As we don't live in a world where all web browsers support a common multimedia format I guess the priority would have to be to serve multimedia in a format/formats the media centre itself supported and only target certain clients which also supported that format. This does massively reduce the benefits of building a web based solution in the first place, but there's not much else anyone can do.

Most of my friends' digital video collections consist mainly of .avi files, but have a large range of audio and video codecs inside the AVI container. I suppose you could feasibly transcode everything to Ogg Theora (or another single open format) when it's saved onto the device and then zealously advocate that format...

sil

Ben: "This does massively reduce the benefits of building a web based solution" -- indeed. This is why I plan to use Banshee or something on the desktop and just have an SVG UI to start it up :)

Frank Scholz

sil: "how do I browse my list of movies and music? " - with the UPnP plugin I wrote for Totem? With elisa on the laptop?

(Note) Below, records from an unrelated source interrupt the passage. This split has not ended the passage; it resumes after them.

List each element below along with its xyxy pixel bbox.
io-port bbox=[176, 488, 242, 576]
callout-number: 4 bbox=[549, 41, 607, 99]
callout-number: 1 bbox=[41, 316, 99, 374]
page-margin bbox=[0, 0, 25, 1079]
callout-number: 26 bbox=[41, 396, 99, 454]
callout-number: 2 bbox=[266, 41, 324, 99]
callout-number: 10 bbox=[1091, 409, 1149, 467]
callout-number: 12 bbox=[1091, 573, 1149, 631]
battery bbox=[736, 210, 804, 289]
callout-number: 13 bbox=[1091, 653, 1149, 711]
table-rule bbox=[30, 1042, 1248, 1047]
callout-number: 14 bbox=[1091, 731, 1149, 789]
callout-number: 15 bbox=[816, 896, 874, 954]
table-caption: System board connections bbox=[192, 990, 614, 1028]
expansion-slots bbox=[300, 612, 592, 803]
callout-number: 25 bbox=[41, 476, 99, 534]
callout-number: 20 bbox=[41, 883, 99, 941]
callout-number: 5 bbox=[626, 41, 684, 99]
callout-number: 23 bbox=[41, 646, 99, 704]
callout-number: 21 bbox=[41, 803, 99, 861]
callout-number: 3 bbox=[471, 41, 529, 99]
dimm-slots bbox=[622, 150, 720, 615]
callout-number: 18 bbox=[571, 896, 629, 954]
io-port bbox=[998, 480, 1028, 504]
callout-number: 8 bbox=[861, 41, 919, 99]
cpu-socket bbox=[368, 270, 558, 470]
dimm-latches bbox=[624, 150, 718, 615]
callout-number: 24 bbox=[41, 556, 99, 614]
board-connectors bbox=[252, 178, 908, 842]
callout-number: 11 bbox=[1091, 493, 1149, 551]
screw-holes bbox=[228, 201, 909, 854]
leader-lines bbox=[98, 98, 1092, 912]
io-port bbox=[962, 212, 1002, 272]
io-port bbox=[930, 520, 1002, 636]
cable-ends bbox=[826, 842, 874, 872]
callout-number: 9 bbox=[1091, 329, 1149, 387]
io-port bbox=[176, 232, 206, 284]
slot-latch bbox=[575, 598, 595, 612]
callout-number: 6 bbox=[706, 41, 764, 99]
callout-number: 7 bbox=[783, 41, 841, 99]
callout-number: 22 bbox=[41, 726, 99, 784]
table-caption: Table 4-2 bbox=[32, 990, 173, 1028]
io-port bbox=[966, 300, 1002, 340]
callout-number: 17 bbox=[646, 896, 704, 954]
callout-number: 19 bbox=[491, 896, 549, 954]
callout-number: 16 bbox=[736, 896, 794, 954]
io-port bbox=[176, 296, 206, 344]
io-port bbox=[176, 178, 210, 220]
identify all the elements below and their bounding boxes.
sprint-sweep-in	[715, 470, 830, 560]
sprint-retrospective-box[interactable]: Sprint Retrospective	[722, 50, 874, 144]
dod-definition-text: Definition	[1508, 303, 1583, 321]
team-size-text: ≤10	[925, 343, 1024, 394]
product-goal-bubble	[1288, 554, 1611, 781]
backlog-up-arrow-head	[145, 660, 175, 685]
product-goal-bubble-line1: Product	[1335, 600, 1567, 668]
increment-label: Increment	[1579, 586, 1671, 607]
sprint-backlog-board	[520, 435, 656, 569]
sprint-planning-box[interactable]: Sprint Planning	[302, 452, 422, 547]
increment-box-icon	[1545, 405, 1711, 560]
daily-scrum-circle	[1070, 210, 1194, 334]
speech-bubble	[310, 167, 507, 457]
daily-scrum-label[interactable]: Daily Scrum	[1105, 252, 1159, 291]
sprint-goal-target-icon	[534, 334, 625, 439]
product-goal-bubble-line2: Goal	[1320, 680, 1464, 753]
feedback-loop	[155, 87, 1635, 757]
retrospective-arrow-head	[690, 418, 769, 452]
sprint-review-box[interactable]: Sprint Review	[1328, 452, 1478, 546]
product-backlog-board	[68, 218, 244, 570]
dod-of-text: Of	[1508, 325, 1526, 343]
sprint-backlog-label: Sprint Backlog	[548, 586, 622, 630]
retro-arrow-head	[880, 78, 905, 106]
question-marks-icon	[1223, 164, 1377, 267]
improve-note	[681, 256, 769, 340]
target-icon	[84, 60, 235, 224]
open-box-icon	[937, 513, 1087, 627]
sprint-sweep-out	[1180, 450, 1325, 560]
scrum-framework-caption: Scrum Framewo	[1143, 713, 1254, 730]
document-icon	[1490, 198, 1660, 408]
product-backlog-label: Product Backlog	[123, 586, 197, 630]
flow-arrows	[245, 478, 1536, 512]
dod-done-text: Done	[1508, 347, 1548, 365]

Do I understand you right?

There are now plugins for Rhythmbox, Totem, EOG and Nautilus to enable interaction with other UPnP devices. Elisa has an internal client based on Coherence. Integration with KDE applications is on the way. And a 'to-be-written- Banshee plugin could easily communicate with Coherence via D-Bus to get the same functionality as Totem.

sil

Frank: right, OK, I'm starting to get a handle on this. So, in a world where all software I wanted already existed (sounds like most of it does!), I'd have:

All music and movies on the main machine

Elisa on the main machine, reading the filesystem and exporting its contents over UPnP

Elisa on the machine upstairs, as a UPnP client for the main machine

Banshee on the laptop, as a UPnP client for the main machine, and I'd create and edit playlists from here, but they'd be playlists created over UPnP, not playlists saved locally

Does that sound right? I'm happy to hook up on IRC or similar to talk in detail :)

Frank Scholz

hmm, last comment swallowed by the spam filter? maybe too many links?

I'm dev @ irc://irc.freenode.net/#coherence - looking forward to see you there.